このダム建設記録については、小瀬川ダム工事報告書編集委員会編『小瀬川ダム工事報告書』(中国地方建設局小瀬川ダム工事事務所・昭和39年)の書がある。

 このダムの諸元は堤高49m、堤頂長 158m、総貯水容量 1,140万m3、型式重力式コンクリートダムで、その目的はダム地点で 990m3/sのうち 550m3/sの洪水調節を行い、工業用水78,000m3/日を供給するものである。起業者は建設省(山口県、広島県の委託工事)、施工者は(株)奥村組、事業費18.2億円である。補償関係は移転家屋38戸、用地取得面積は93haとなっている。

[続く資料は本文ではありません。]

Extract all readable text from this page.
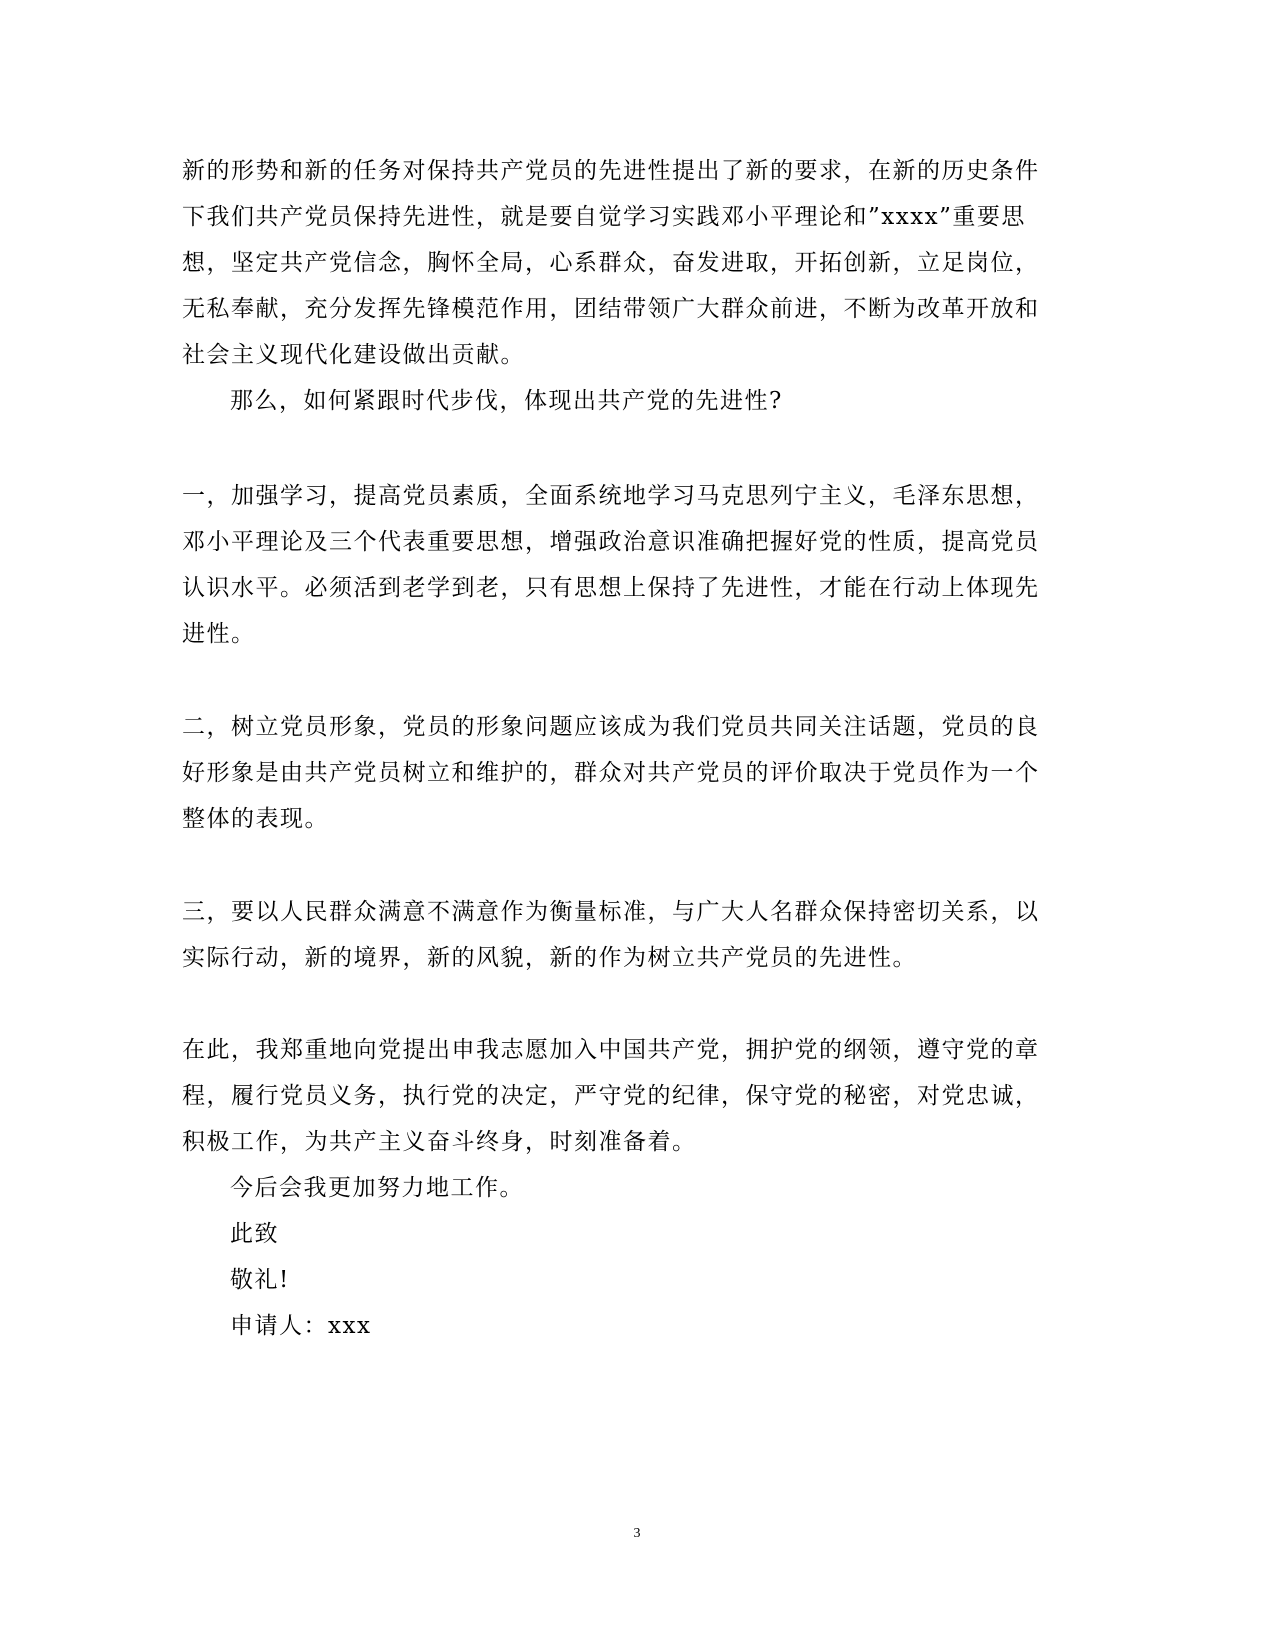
新的形势和新的任务对保持共产党员的先进性提出了新的要求，在新的历史条件
下我们共产党员保持先进性，就是要自觉学习实践邓小平理论和”xxxx”重要思
想，坚定共产党信念，胸怀全局，心系群众，奋发进取，开拓创新，立足岗位，
无私奉献，充分发挥先锋模范作用，团结带领广大群众前进，不断为改革开放和
社会主义现代化建设做出贡献。
那么，如何紧跟时代步伐，体现出共产党的先进性?
一，加强学习，提高党员素质，全面系统地学习马克思列宁主义，毛泽东思想，
邓小平理论及三个代表重要思想，增强政治意识准确把握好党的性质，提高党员
认识水平。必须活到老学到老，只有思想上保持了先进性，才能在行动上体现先
进性。
二，树立党员形象，党员的形象问题应该成为我们党员共同关注话题，党员的良
好形象是由共产党员树立和维护的，群众对共产党员的评价取决于党员作为一个
整体的表现。
三，要以人民群众满意不满意作为衡量标准，与广大人名群众保持密切关系，以
实际行动，新的境界，新的风貌，新的作为树立共产党员的先进性。
在此，我郑重地向党提出申我志愿加入中国共产党，拥护党的纲领，遵守党的章
程，履行党员义务，执行党的决定，严守党的纪律，保守党的秘密，对党忠诚，
积极工作，为共产主义奋斗终身，时刻准备着。
今后会我更加努力地工作。
此致
敬礼!
申请人：xxx
3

 津田正幸所長は、『小瀬川ダム工事報告書』のなかで、ダム施工経過について次のように述べている。
「昭和33年6月14日、広島・山口両県の争点であったダムサイト並びに下流工業地帯の配分について建設大臣の裁定を仰ぎ、同年12月1日、両県より中国地方建設局に工事の施工を委託し工事に着手しましたが、補償問題の解決には更に3年の歳月を要しました。一方工事の方は、昭和34年より工事用道路に着手し付替工事を続けて参りましたが、昭和36年11月待望の本体工事契約を行い、翌37年より本格的に本体工事を着手しました。」

 この津田所長のことばは県境を流れる小瀬川におけるダム造りの困難さを如実に表しているが、昭和33年9月建設大臣は両県知事に対し、「小瀬川ダム地点等について」回答し、ダムサイトの位置と工業用水配分について、決着した。

  

『弥栄ダム工事誌』

【弥栄ダムの建設】 
 弥栄ダムは、小瀬川ダム地点から下流、右岸山口県岩国市大字小瀬、左岸広島県大竹市前飯谷地先に平成3年に完成した。

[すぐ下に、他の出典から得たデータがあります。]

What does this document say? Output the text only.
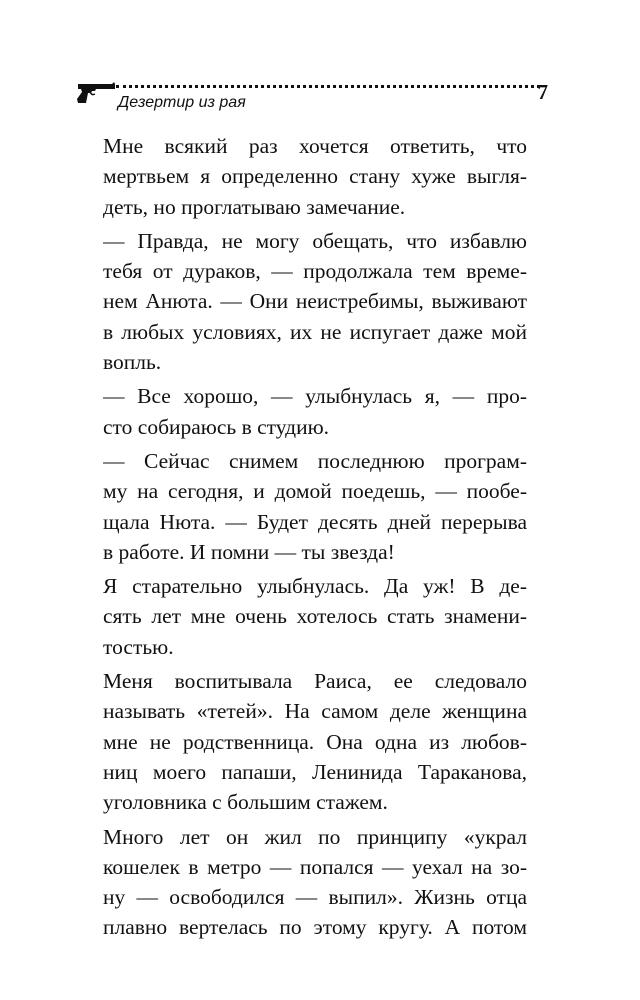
Дезертир из рая	7
Мне всякий раз хочется ответить, что
мертвьем я определенно стану хуже выгля-
деть, но проглатываю замечание.
— Правда, не могу обещать, что избавлю
тебя от дураков, — продолжала тем време-
нем Анюта. — Они неистребимы, выживают
в любых условиях, их не испугает даже мой
вопль.
— Все хорошо, — улыбнулась я, — про-
сто собираюсь в студию.
— Сейчас снимем последнюю програм-
му на сегодня, и домой поедешь, — пообе-
щала Нюта. — Будет десять дней перерыва
в работе. И помни — ты звезда!
Я старательно улыбнулась. Да уж! В де-
сять лет мне очень хотелось стать знамени-
тостью.
Меня воспитывала Раиса, ее следовало
называть «тетей». На самом деле женщина
мне не родственница. Она одна из любов-
ниц моего папаши, Ленинида Тараканова,
уголовника с большим стажем.
Много лет он жил по принципу «украл
кошелек в метро — попался — уехал на зо-
ну — освободился — выпил». Жизнь отца
плавно вертелась по этому кругу. А потом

 前述のように昭和39年小瀬川ダムが建設されたものの、昭和47年7月中国地方を襲った大洪水による周辺流域の惨状を考慮した場合、治水の安全度を高める必要性が生じた。
 また、小瀬川の水源に依存するかんがい用水、都市用水はしばしば水不足をきたし、3年に1回程度の渇水調整がなされてきた。これらの不安を解消するために弥栄ダムの建設が行われた。昭和46年着手以来22年間を要している。

 このダムの建設記録について、建設省弥栄ダム工事事務所編・発行『弥栄ダム工事誌』(平成3年)の書がある。

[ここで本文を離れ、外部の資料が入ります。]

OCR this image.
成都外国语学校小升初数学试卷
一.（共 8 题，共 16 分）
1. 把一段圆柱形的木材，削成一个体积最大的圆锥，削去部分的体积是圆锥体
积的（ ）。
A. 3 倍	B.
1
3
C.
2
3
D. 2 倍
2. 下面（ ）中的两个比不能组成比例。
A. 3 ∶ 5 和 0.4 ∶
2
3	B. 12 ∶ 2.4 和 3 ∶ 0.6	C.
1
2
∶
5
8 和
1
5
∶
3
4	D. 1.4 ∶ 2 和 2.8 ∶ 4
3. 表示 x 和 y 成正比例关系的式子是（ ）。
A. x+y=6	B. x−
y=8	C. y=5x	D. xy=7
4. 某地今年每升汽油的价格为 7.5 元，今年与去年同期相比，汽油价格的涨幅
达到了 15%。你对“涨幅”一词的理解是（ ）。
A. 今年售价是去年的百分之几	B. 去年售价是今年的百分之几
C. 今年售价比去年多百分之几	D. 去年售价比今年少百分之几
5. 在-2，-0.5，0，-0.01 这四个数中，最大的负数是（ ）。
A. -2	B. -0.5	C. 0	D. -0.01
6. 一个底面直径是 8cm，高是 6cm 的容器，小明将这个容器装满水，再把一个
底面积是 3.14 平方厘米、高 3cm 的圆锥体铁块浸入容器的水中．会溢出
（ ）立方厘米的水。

 ダムの諸元は堤高 120m、堤頂長 540m、総貯水容量11,200万m3、型式重力式コンクリートダムである。その目的はダム地点計画高水流量2600m3/sのうち2000m3/sの洪水調節を行い、ダム地点下流の既設取水の安定化を図り、都市用水として 2.1m3/sを確保し、新たに建設された弥栄発電所において、中国電力(株)により最大出力 7,000kwの発電を行う。起業者は建設省、施工者は前田建設工業(株)、(株)奥村組、日本国土開発(株)共同企業体、事業費 1,100億円である。なお、補償問題は移転家屋 130戸、用地取得面積 398haとなっている。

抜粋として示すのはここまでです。